Si toda urbe tiene una forma de representarse a sí misma, México DF es un vasto escenario dramatizado por el miedo. La mejor forma de sobrellevar esta tensión consiste en fingir que no sucede en serio, en vivificar la agonía como una variante del relajo. Según conviene a la lógica del carnaval, el montaje urbano genera fiestas donde la muerte se sublima en una exaltación del instante. Las risotadas, los chistes, los disfraces conviven con las balaceras. El drama auténtico (el virtuosismo manual para desbaratar autos, los cuerpos pecho tierra bajo una lluvia de cristales, la gente que camina de prisa para no lucir asaltable por falta de destino) alterna con la actuación como forma apenas superior de la mendicidad (los escupefuego, los niños con máscaras de Carlos Salinas, las pirámides humanas, los mimos que imitan a los limpiavidrios, los recitadores, los músicos del Metro). En este teatro accidental, la protesta es una acabada variante del performance: los enfermos se sacan sangre afuera de sus hospitales, las prostitutas se visten como calaveras de Posada, los barrenderos practican el full-monty en el Congreso, Superbarrio arrastra por el Zócalo una bolsa inconmensurable con el aguinaldo del último regente.

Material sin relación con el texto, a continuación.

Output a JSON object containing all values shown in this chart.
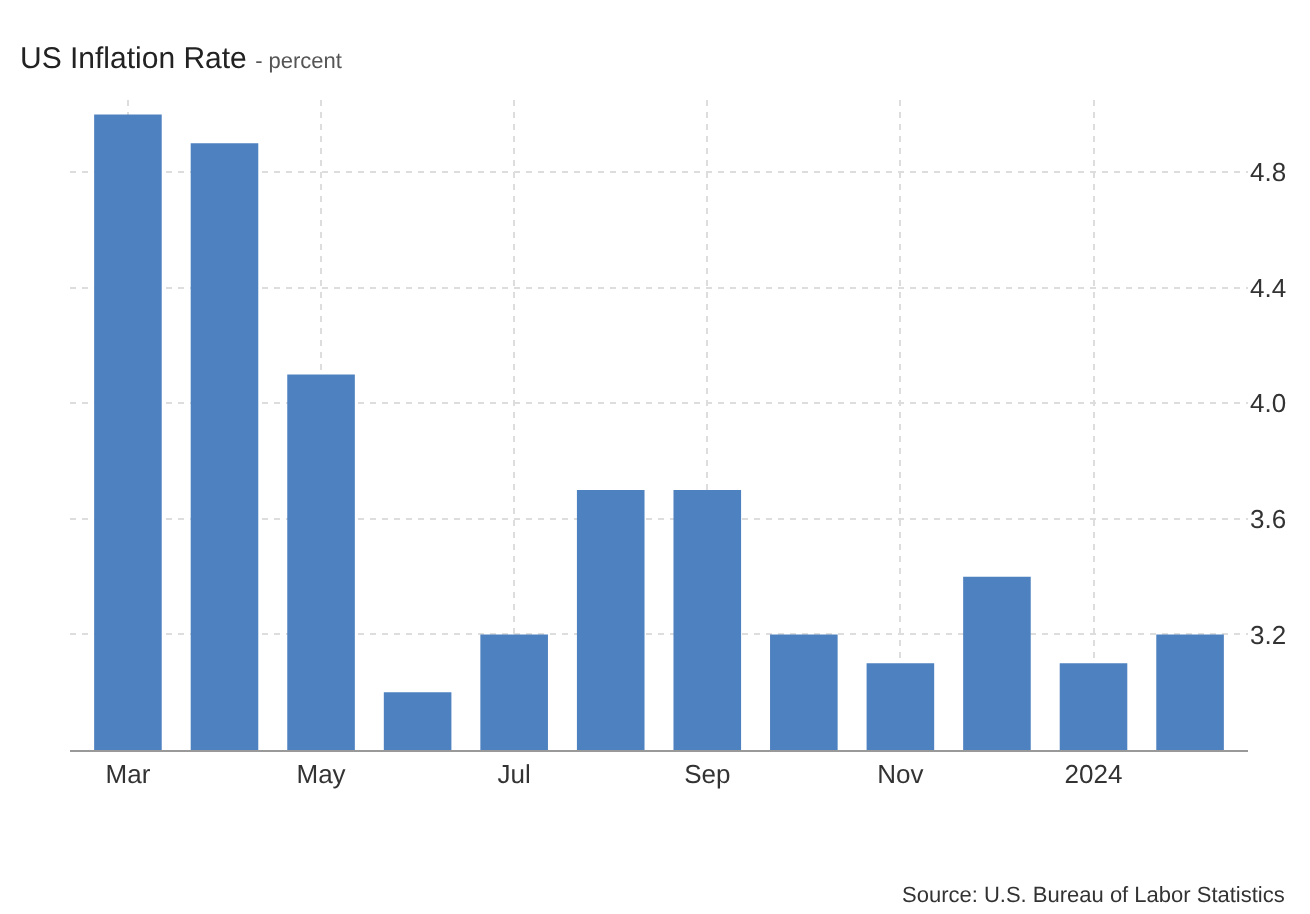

Al abigarrado festival del DF lo que le sobran son escenas. Después de recorrer la ciudad y sus acosos, ¿tiene sentido ir al teatro-teatro? Por supuesto que sí, porque la gestualidad dispersa en las calles no cristaliza en símbolos que la trasciendan -esa segunda realidad que perdura como teatro más allá de su modelo original-, pero las energías de los ciudadanos y su reserva dramática se encuentran agotadas. En el repleto Distrito Federal, los foros están vacíos.

La tragedia nació con la ciudad y creció con ella hasta llegar a una improbable encrucijada: la urbe como representación pánica, en el doble sentido del término. Cercado por una poderosa dramaturgia, el teatro sobrevive como exigua catacumba; es el espacio rebelde, enemigo de la época, donde el miedo no debe sentirse.